Saturday, March 6, 2010

The Media Just Doesn't Get Homeschooling

In an AP story I found on foxnews.com, someone evidently discovered that a lot of the most popular science textbooks among homeschooling parents do not promote Darwinian evolution. Early in the article we find this:

Christian-based materials dominate a growing home-school education market that encompasses more than 1.5 million students in the U.S. And for most home-school parents, a Bible-based version of the Earth's creation is exactly what they want. Federal statistics from 2007 show 83 percent of home-schooling parents want to give their children "religious or moral instruction."
No surprise there—that's why they homeschool! The public indoctrination centers (a.k.a., public schools) promote and propagandize the theory of evolution while trying their very best to demean and squash any thought that an all-powerful and all-knowing God created everything.

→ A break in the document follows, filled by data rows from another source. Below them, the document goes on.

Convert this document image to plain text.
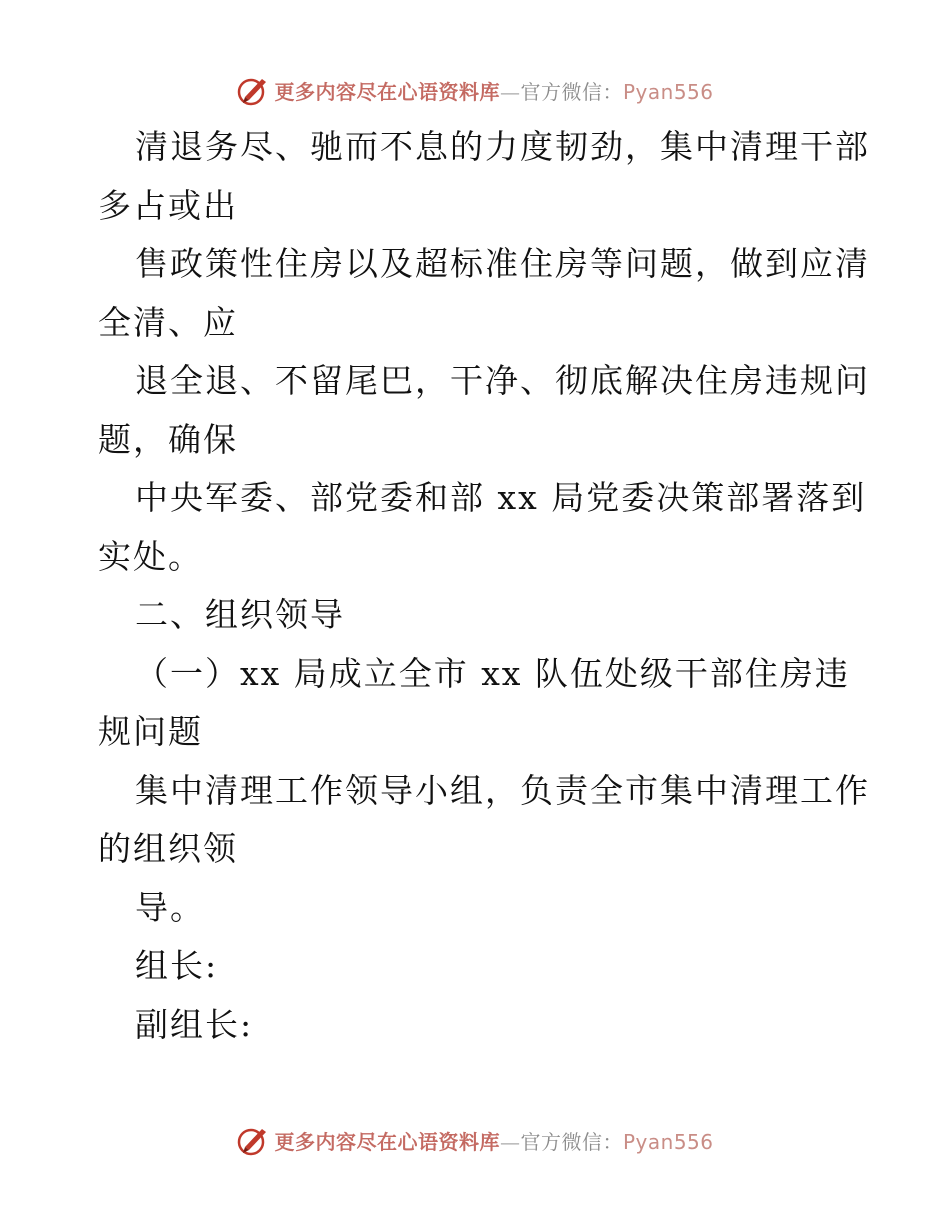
更多内容尽在心语资料库—官方微信：Pyan556
清退务尽、驰而不息的力度韧劲，集中清理干部
多占或出
售政策性住房以及超标准住房等问题，做到应清
全清、应
退全退、不留尾巴，干净、彻底解决住房违规问
题，确保
中央军委、部党委和部 xx 局党委决策部署落到
实处。
二、组织领导
（一）xx 局成立全市 xx 队伍处级干部住房违
规问题
集中清理工作领导小组，负责全市集中清理工作
的组织领
导。
组长:
副组长:
更多内容尽在心语资料库—官方微信：Pyan556
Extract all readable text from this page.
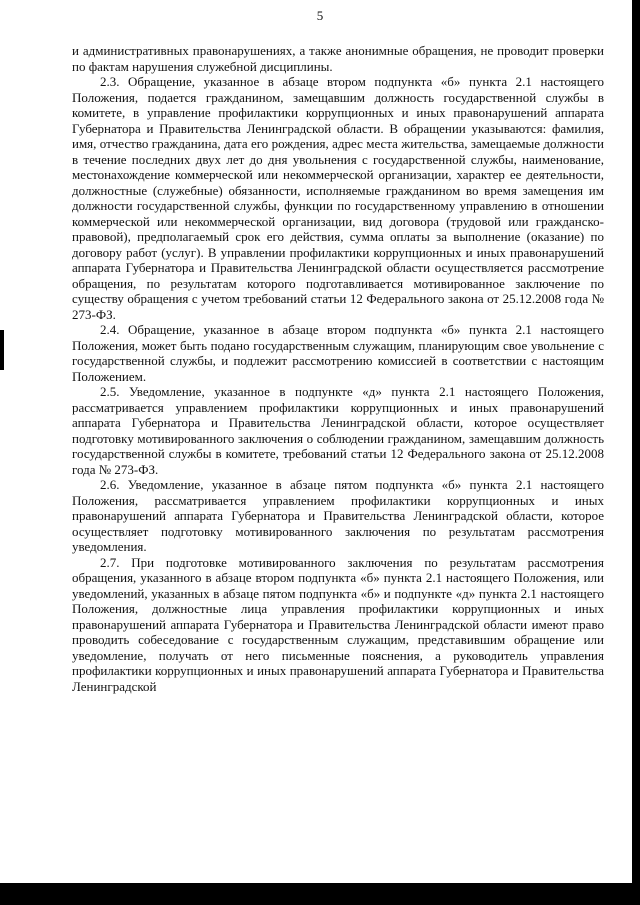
5

и административных правонарушениях, а также анонимные обращения, не проводит проверки по фактам нарушения служебной дисциплины.

2.3. Обращение, указанное в абзаце втором подпункта «б» пункта 2.1 настоящего Положения, подается гражданином, замещавшим должность государственной службы в комитете, в управление профилактики коррупционных и иных правонарушений аппарата Губернатора и Правительства Ленинградской области. В обращении указываются: фамилия, имя, отчество гражданина, дата его рождения, адрес места жительства, замещаемые должности в течение последних двух лет до дня увольнения с государственной службы, наименование, местонахождение коммерческой или некоммерческой организации, характер ее деятельности, должностные (служебные) обязанности, исполняемые гражданином во время замещения им должности государственной службы, функции по государственному управлению в отношении коммерческой или некоммерческой организации, вид договора (трудовой или гражданско-правовой), предполагаемый срок его действия, сумма оплаты за выполнение (оказание) по договору работ (услуг). В управлении профилактики коррупционных и иных правонарушений аппарата Губернатора и Правительства Ленинградской области осуществляется рассмотрение обращения, по результатам которого подготавливается мотивированное заключение по существу обращения с учетом требований статьи 12 Федерального закона от 25.12.2008 года № 273-ФЗ.

2.4. Обращение, указанное в абзаце втором подпункта «б» пункта 2.1 настоящего Положения, может быть подано государственным служащим, планирующим свое увольнение с государственной службы, и подлежит рассмотрению комиссией в соответствии с настоящим Положением.

2.5. Уведомление, указанное в подпункте «д» пункта 2.1 настоящего Положения, рассматривается управлением профилактики коррупционных и иных правонарушений аппарата Губернатора и Правительства Ленинградской области, которое осуществляет подготовку мотивированного заключения о соблюдении гражданином, замещавшим должность государственной службы в комитете, требований статьи 12 Федерального закона от 25.12.2008 года № 273-ФЗ.

2.6. Уведомление, указанное в абзаце пятом подпункта «б» пункта 2.1 настоящего Положения, рассматривается управлением профилактики коррупционных и иных правонарушений аппарата Губернатора и Правительства Ленинградской области, которое осуществляет подготовку мотивированного заключения по результатам рассмотрения уведомления.

2.7. При подготовке мотивированного заключения по результатам рассмотрения обращения, указанного в абзаце втором подпункта «б» пункта 2.1 настоящего Положения, или уведомлений, указанных в абзаце пятом подпункта «б» и подпункте «д» пункта 2.1 настоящего Положения, должностные лица управления профилактики коррупционных и иных правонарушений аппарата Губернатора и Правительства Ленинградской области имеют право проводить собеседование с государственным служащим, представившим обращение или уведомление, получать от него письменные пояснения, а руководитель управления профилактики коррупционных и иных правонарушений аппарата Губернатора и Правительства Ленинградской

The majority of the rest of the article then whines about the fact that some homeschoolers—presumably that other 17%—don't want their children taught about Creation. Why such people would choose to use Christian science materials is beyond me, unless it is because such books do such a good job of teaching science overall.

One of the two books featured in the article is the Biology (3rd ed.) text from Bob Jones University Press, my alma mater. I am somewhat familiar with the first two editions of the Biology book, and I am even now using their 3rd edition 7th grade Life Science textbook with my daughter. This is an absolutely top-notch textbook in every way. If the Biology text is even half as good as the 7th grade text—and I strongly suspect it is—it will still be one of the very best Biology textbooks around.

The "reviewers" used by the AP in this article demean these texts; one said he would give the books an F. They clearly equate "good science" with slavish devotion to evolutionary theory. This is one of the greatest errors of our age. The mass of evidence points to a Creator far more powerful than we comprehend, not to an existence that came about by some happenstance or chance.

And if parents want to teach this to their children, more power to them.